European Case Law Identifier: ECLI:AT:OGH0002:2013:0020OB00251.12V.0425.000

 

Spruch:

Den Revisionsrekursen wird Folge gegeben.

Die angefochtene Entscheidung wird dahin abgeändert, dass der Beschluss des Erstgerichts wiederhergestellt wird.

Die Verlassenschaft nach Christine B*****, sowie Maria R*****, Gertrude G***** und Dimitrije S***** sind schuldig, den Revisionsrekurswerbern zu I. die mit 7.722,24 EUR (darin enthalten 1.286,30 EUR USt) sowie den Revisionsrekurswerbern zu II. die mit 6.433,73 EUR (darin enthalten 1.072,19 EUR USt) bestimmten Kosten des Rechtsmittelverfahrens binnen 14 Tagen zu ersetzen.

 

Begründung:

Christine B*****, Maria R*****, Gertrude G***** und Dimitrije S***** gaben je zu einem Viertel des Nachlasses nach Paula U***** bedingte Erbantrittserklärungen auf Basis eines mündlichen Testaments vom 1. 11. 1999 ab. Danach hatte die Erblasserin an diesem Tag in Anwesenheit der vier genannten Personen erklärt: „Ihr seid die einzigen, die sich um mich kümmern und die mich bei allem unterstützen. Aus diesem Grund will ich euch jetzt sagen, dass ihr meine Erben sein sollt und alles was ich habe, gleichteilig untereinander aufteilen sollt. Niemand sonst soll etwas bekommen, weil ihr die einzigen seid, die mir helfen.“ Außer den vier Bedachten war niemand anwesend. In einem von den vier genannten Personen dazu verfassten und unterschriebenen Aufsatz wird auch ausgeführt, dass als Testamentszeugen zu jeweils einem Erben die drei weiteren Miterben fungierten. Sie seien weder verwandt noch verschwägert noch verheiratet und somit taugliche Testamentszeugen für die jeweils drei anderen.

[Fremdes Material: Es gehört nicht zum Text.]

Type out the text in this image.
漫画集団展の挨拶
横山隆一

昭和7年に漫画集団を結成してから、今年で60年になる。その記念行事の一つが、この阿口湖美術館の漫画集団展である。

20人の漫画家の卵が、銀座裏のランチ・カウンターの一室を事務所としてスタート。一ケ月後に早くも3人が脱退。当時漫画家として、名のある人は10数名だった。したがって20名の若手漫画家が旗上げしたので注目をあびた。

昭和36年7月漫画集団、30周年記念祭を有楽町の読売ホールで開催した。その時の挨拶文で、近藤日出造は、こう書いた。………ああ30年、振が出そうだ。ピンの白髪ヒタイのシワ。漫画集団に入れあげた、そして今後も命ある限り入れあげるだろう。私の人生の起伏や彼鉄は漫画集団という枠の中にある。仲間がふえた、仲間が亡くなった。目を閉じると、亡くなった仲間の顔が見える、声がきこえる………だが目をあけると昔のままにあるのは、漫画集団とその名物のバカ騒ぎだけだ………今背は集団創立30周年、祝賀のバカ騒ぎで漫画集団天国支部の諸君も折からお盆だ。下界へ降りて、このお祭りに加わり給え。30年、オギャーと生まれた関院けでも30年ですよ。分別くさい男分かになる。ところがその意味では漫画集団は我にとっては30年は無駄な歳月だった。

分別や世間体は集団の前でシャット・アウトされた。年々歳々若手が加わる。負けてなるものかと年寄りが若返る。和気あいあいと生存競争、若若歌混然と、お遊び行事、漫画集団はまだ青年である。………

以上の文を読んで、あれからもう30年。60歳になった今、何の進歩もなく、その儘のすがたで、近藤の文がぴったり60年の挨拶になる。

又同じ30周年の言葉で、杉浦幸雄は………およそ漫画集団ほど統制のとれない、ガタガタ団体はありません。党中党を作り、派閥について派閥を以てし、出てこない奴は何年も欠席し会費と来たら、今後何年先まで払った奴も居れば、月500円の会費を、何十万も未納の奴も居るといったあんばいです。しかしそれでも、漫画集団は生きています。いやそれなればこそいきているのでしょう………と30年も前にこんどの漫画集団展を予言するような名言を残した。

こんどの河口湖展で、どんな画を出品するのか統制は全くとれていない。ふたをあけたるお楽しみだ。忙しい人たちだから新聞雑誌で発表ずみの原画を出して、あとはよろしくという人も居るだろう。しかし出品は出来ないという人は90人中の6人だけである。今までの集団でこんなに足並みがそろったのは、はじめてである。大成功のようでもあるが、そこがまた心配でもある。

Daneben liegen Erbantrittserklärungen aufgrund des Gesetzes ua der nunmehrigen Rechtsmittelwerber vor.

Das Erstgericht wies die Erbantrittserklärungen der vier genannten Personen ab. Nach der Formulierung des behaupteten mündlichen Testaments vom 1. 11. 1999 lägen unbestimmte Erbeinsetzungen vor. Wunsch der Erblasserin sei die gleichmäßige Verteilung des Nachlasses und nicht die Zuordnung von bestimmten Anteilen gewesen. Die Personen könnten daher nicht einen bestimmten Anteil für sich reklamieren und hinsichtlich der anderen Teile Zeuge sein. Sie seien vielmehr bis zur Erbteilung als Gemeinschaft zu sehen und iSd § 595 ABGB jeweils kein fähiger Zeuge für die anderen.

Das Rekursgericht hob diese Entscheidung auf. Der Rechtsansicht des Erstgerichts könne nicht gefolgt werden. Die Anwesenheit von vier Zeugen sei für die Gültigkeit eines mündlichen Testaments grundsätzlich ausreichend, auch wenn alle von ihnen auch als Erben bedacht sein sollten. Jeder der vier Zeugen sei zwar unfähig den ihm zugesicherten Erbteil zu bezeugen, er könne jedoch für die übrigen drei Erben sehr wohl Zeuge sein, sodass insgesamt von einer ausreichenden Zahl von Zeugen und damit der Gültigkeit eines auf diesem Wege zustandegekommenen Testaments auszugehen sei. Das Erstgericht werde daher im fortgesetzten Verfahren Beweise zur Frage aufnehmen müssen, ob die von den Rekurswerbern geschilderte Erbeinsetzung tatsächlich erfolgt sei, insbesondere auch unter Bedachtnahme auf den Umstand, dass sie im Verlassenschaftsverfahren vorerst eine Forderung von je 30.000 EUR geltend gemacht und erst in der Folge ein mündliches Testament behauptet hätten.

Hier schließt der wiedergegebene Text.